Berendsen, who loves ya? Nobody at present, it would seem, as the price has drifted downwards to 740p at close yesterday, the lowest level since March 2013. It’s not going to plan for new CEO James Drummond and it’s pretty clear why, at least to us. All the management effort is on a massive number of operational developments that are too confusing for Joe Average and, at the same time, the strategic picture in main its markets is changing. Limited attention seems to be paid to that in public statements. Mmmm. 2.7m Berendsen shares were traded yesterday, which is not a lot but still quite representative of present sentiment. Optically the stock looks very cheap as consensus forecast are at 63p of EPS this year and there are no balance sheet and pension issues to be concerned about. It looks primed for share price recovery but credibility is currently in short supply.

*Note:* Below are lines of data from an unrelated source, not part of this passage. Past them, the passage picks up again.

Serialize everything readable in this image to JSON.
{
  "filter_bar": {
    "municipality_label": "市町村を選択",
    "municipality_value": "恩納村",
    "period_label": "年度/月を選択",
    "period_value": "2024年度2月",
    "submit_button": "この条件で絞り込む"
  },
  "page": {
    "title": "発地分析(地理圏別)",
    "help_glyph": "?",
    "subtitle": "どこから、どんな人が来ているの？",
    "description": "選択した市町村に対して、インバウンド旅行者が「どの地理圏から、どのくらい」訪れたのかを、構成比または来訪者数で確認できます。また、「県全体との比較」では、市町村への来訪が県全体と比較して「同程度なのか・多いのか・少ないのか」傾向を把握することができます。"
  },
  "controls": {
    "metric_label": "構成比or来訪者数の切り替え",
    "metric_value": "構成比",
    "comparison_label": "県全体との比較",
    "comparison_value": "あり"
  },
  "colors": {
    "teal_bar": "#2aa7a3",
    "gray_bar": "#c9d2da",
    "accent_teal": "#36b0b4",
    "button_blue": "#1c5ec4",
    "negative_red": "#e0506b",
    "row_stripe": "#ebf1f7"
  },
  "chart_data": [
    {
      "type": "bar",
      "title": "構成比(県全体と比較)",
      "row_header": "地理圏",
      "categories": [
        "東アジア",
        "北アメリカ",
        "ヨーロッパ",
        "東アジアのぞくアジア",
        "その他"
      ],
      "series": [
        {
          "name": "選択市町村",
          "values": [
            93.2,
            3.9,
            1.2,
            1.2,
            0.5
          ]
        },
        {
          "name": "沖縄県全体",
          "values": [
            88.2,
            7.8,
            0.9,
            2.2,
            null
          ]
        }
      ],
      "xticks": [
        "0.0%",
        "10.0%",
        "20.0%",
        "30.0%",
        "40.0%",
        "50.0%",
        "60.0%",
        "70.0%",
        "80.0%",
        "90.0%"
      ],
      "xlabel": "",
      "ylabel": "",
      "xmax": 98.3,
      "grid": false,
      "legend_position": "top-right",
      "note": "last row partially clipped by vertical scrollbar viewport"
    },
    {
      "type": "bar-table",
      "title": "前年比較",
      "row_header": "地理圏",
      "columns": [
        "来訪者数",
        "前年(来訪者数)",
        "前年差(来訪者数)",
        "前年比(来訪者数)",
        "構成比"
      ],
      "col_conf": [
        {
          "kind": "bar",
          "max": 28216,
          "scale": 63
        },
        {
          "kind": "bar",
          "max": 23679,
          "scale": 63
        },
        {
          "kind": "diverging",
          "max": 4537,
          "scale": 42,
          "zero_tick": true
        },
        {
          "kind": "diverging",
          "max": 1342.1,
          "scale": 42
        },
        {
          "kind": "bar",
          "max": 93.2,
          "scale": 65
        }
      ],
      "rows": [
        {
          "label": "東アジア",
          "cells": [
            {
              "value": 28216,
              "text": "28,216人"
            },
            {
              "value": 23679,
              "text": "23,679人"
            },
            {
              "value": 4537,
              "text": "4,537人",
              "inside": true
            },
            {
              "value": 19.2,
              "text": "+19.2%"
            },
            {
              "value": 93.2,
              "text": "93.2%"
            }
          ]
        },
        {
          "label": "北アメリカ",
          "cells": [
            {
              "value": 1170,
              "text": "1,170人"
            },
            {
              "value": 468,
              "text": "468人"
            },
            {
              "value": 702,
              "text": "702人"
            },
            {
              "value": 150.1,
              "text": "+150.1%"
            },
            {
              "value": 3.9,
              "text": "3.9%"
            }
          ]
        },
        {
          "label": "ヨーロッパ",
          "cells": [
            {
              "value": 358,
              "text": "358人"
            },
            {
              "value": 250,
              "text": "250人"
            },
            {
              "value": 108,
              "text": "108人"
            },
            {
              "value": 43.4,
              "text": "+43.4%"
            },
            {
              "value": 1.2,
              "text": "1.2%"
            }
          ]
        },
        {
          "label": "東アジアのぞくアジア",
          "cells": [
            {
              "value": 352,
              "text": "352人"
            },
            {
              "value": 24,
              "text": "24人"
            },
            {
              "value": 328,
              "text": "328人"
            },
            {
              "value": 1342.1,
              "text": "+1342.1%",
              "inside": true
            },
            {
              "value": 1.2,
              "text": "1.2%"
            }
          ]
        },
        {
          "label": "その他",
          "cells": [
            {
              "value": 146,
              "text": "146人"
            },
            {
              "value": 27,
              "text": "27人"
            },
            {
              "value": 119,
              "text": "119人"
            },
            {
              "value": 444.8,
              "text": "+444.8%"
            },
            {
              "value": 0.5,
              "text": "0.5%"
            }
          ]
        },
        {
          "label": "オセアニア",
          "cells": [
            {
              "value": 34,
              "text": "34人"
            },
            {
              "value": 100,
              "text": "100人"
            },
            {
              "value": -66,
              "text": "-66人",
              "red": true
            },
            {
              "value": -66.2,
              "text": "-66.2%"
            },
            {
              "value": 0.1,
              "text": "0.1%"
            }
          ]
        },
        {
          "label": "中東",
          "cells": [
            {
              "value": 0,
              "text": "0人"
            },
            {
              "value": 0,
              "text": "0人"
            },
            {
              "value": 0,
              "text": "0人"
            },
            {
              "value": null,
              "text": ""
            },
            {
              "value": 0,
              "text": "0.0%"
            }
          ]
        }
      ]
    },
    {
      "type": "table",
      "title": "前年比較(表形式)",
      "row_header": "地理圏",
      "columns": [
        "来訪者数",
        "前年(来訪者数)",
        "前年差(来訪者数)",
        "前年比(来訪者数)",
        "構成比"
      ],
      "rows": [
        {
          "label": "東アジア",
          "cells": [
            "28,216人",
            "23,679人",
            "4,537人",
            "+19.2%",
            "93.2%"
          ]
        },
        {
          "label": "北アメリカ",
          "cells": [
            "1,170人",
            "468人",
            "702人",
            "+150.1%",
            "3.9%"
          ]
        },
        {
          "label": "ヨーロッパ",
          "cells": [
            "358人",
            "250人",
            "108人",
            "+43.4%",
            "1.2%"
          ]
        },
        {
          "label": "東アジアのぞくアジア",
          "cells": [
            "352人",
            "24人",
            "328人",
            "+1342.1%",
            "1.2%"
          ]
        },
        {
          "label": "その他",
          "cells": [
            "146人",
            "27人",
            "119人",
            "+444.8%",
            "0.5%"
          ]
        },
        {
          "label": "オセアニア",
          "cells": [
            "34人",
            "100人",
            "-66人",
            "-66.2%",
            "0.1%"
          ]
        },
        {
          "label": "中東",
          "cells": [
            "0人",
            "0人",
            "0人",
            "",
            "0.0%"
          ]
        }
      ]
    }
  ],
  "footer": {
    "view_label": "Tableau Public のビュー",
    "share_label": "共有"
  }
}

Polypipe has had a very successful return to the quoted arena. Some of the recent focus has been on the problems but Polypipe, Forterra and Ibstock have all matched or done better than expectations since returning to the market. The attractions of PLP when it came back were its well invested plant, strong market positions and growth prospects. Since its return it has consolidated its UK position, expanded the product range and thereby become slightly less dependent on residential and RMI spend and is now investing in the UK and the Middle East for growth. The deal to buy Nuaire, a specialist in Heating and Ventilation mechanisms has proven to be very sound. The deal was done with all debt, hence the high net debt position but in effect the transactions will more than pay for itself and in the meantime investors are getting a positive return. The short term issue is making sure that cost increases incurred principally as a result of FX changes are passed on to customers. So far the experience has been positive and trading 2017 YTD is said to have started well. Some of the recovery will not take place until Q2 and the company indicate that the earnings profile this year may be slightly different than in prior years as a consequence. More data will be available at the meeting at 8.30, we suspect. The main competitor are also affected by cost increases so there is good reason to believe that it’s a market issue and not specific to PLP and the cost of PLP’s products within the projects on which it operates is small. We suspect forecasts will rise a little today but not much given the level of uncertainty ahead on a number of fronts; EPS in 2017 of 27-28p is the likely level.